Situation de départ

Thélio, en tant qu’acteur spécialisé dans la data, l’IA et la transformation digitale, emploie des consultants dont le rôle est à la fois technique et stratégique. Leurs missions s’articulent autour de plusieurs axes clés :

  • Analyse et modélisation de données : Concevoir des solutions data-driven pour répondre aux besoins métiers des clients.
  • Conseil en transformation digitale : Accompagner les entreprises dans l’intégration de technologies innovantes (IA, Big Data, automatisation).
  • Pilotage de projets complexes : Orchestrer des équipes pluridisciplinaires et garantir la livraison de résultats tangibles

Au quotidien, les consultants de Thélio doivent donc gérer un double défi :

  • Expertise technique : Maîtriser des outils et méthodologies pointues (Python, SQL, DataViz, Cloud, etc.).
  • Relation client : Savoir vendre, convaincre et aligner les parties prenantes (internes et externes) sur des enjeux souvent abstraits ou techniques.
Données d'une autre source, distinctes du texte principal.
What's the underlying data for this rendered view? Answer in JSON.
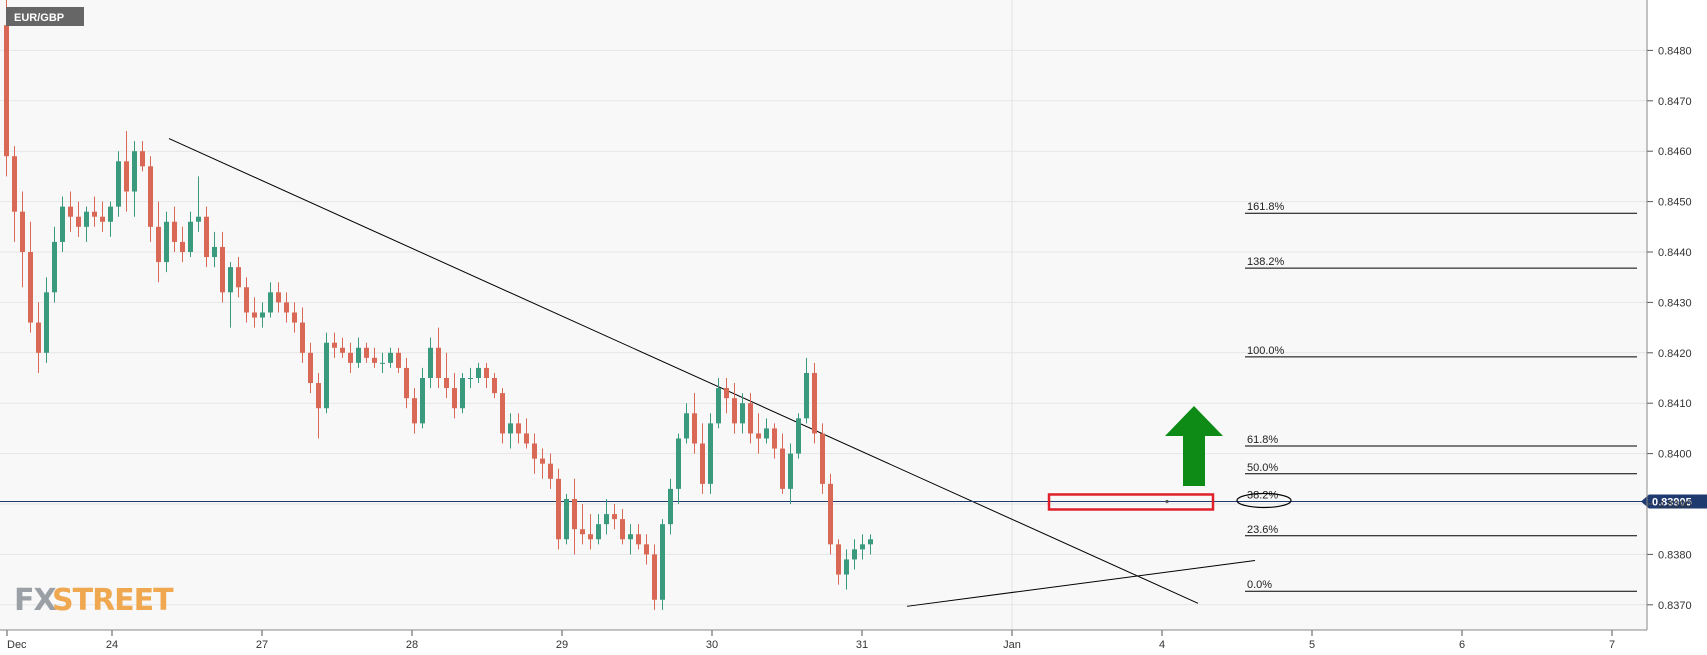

La prise de parole : un levier stratégique sous-estimé

Dans un environnement où la data est un langage universel, la capacité à communiquer clairement et avec impact devient un atout différenciant. Pourtant, les consultants data font face à plusieurs enjeux :

A. En interne :

  • Présentations de livrables : Expliquer des analyses complexes à des équipes non techniques (direction, marketing, opérationnels).
  • Réunions de cadrage : Aligner les attentes et prioriser les actions avec des métiers aux objectifs parfois divergents.
  • Formation et partage de connaissances : Transmettre des compétences techniques à des collaborateurs moins expérimentés.

B. En externe (relation client) :

  • Pitchs commerciaux : Convaincre des prospects ou clients de la valeur ajoutée d’une solution data, souvent perçue comme coûteuse ou abstraite.
  • Démonstrations techniques : Rendre accessibles des concepts complexes (algorithmes, dashboards, ROI) à des décideurs non experts.
  • Gestion des objections : Répondre aux craintes (coût, complexité, changement) avec des arguments clairs et structurés.

Défis à relever

Stéphanie Corsan (responsable RH) et Alexandre Moine, président et cofondateur m’ont donc indiqué dès le départ :  vouloir former les consultants afin de faire face à plusieurs défis :  

  • Le syndrome de l’expert : difficulté à simplifier leurs discours par peur de perdre en précision.
  • Manque de méthodologie : Absence de structure claire pour organiser leurs idées.
  • Stress et manque de confiance : Appréhension face à des audiences aléatoires en externe, manque de confiance parfois en interne.

Pourquoi la prise de parole est un enjeu clé pour Thélio ?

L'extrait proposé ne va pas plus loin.